It’s welcome news that we’ll see an investigation into the circumstances in which, as Justice Michael Adams put it, two ASIO officers “committed the criminal offences of false imprisonment and kidnapping at common law”. Given the extraordinary powers now enjoyed by ASIO, the revelations of systemic wrongdoing should send alarm bells ringing.
Yet one should not be too optimistic as to the results of the mooted investigation. Think, for instance, about the inquiry currently taking place into policing in Victoria.
Recently, the following exchange took place between the police union’s Paul Mullett and retired judge Murray Wilcox at the Office of Police Integrity hearings, after Mullett agreed that officers were protecting each other by passing on secret information about corruption investigations.
“It is probably not right, but that is the nature and culture of policing.”
“Do you concede it is very wrong?”
“Now that you are saying that, Your Honour, yes.”
If that’s the culture of policing, what’s the culture of spying?
Police are under pressure from the public to deliver results. Not surprisingly, they are constantly tempted to cut corners. They feel themselves to be members of a small and misunderstood group performing difficult and dangerous work. Naturally, they band together against outsiders.
All the same pressures exist in the security forces, albeit massively accentuated by secrecy.
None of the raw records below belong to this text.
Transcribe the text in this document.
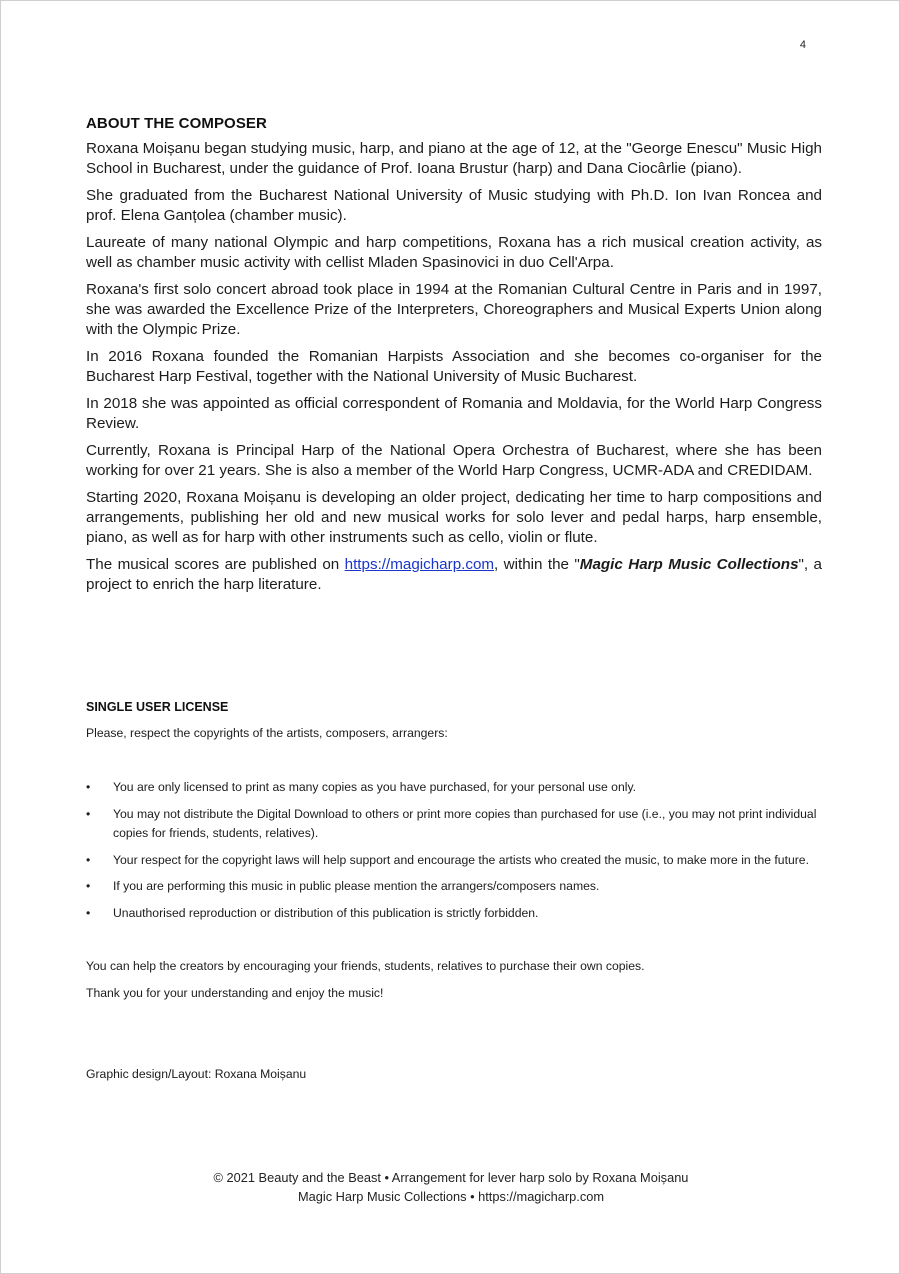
4
ABOUT THE COMPOSER

Roxana Moișanu began studying music, harp, and piano at the age of 12, at the "George Enescu" Music High School in Bucharest, under the guidance of Prof. Ioana Brustur (harp) and Dana Ciocârlie (piano).

She graduated from the Bucharest National University of Music studying with Ph.D. Ion Ivan Roncea and prof. Elena Ganțolea (chamber music).

Laureate of many national Olympic and harp competitions, Roxana has a rich musical creation activity, as well as chamber music activity with cellist Mladen Spasinovici in duo Cell'Arpa.

Roxana's first solo concert abroad took place in 1994 at the Romanian Cultural Centre in Paris and in 1997, she was awarded the Excellence Prize of the Interpreters, Choreographers and Musical Experts Union along with the Olympic Prize.

In 2016 Roxana founded the Romanian Harpists Association and she becomes co-organiser for the Bucharest Harp Festival, together with the National University of Music Bucharest.

In 2018 she was appointed as official correspondent of Romania and Moldavia, for the World Harp Congress Review.

Currently, Roxana is Principal Harp of the National Opera Orchestra of Bucharest, where she has been working for over 21 years. She is also a member of the World Harp Congress, UCMR-ADA and CREDIDAM.

Starting 2020, Roxana Moișanu is developing an older project, dedicating her time to harp compositions and arrangements, publishing her old and new musical works for solo lever and pedal harps, harp ensemble, piano, as well as for harp with other instruments such as cello, violin or flute.

The musical scores are published on https://magicharp.com, within the "Magic Harp Music Collections", a project to enrich the harp literature.

SINGLE USER LICENSE

Please, respect the copyrights of the artists, composers, arrangers:

• You are only licensed to print as many copies as you have purchased, for your personal use only.
• You may not distribute the Digital Download to others or print more copies than purchased for use (i.e., you may not print individual copies for friends, students, relatives).
• Your respect for the copyright laws will help support and encourage the artists who created the music, to make more in the future.
• If you are performing this music in public please mention the arrangers/composers names.
• Unauthorised reproduction or distribution of this publication is strictly forbidden.

You can help the creators by encouraging your friends, students, relatives to purchase their own copies.

Thank you for your understanding and enjoy the music!

Graphic design/Layout: Roxana Moișanu
© 2021 Beauty and the Beast • Arrangement for lever harp solo by Roxana Moișanu
Magic Harp Music Collections • https://magicharp.com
Given that police culture traditionally frustrates inquires into corruption with the force, it’s not surprising that most of the past investigations into ASIO have been remarkably inconclusive.
The two most significant inquiries into ASIO were conducted by Justice Hope in 1974 and 1983. We now know that, as David McKnight explains, Hope uncovered substantial evidence that ASIO “had been largely unaccountable and had been used as a political tool during the long reign of the Liberal-Country Party coalition from 1949 to 1972.”
McKnight quotes a number of examples. In 1970, the NSW secretary of the Liberal Party, John Carrick, asked and received from ASIO three background papers on the radical student movement. The same year, the office of the Prime Minister, John Gorton, asked ASIO for a briefing on Jim Cairns’ brushes with the law.
Yet though Hope’s reports contained recommendations about the future, they did nothing to investigate the wrongdoing of the past.
Why? Think again about what’s happening in Victoria. Cracking the culture of wrongdoing now on display will be long and difficult and politically painful. Without the pressure created by public scrutiny, would any government pursue it?
Almost by definition, any inquiry into ASIO doesn’t take in the public. And that’s the rub. You can have a secret organisation or you can have accountability. It’s very difficult to have both.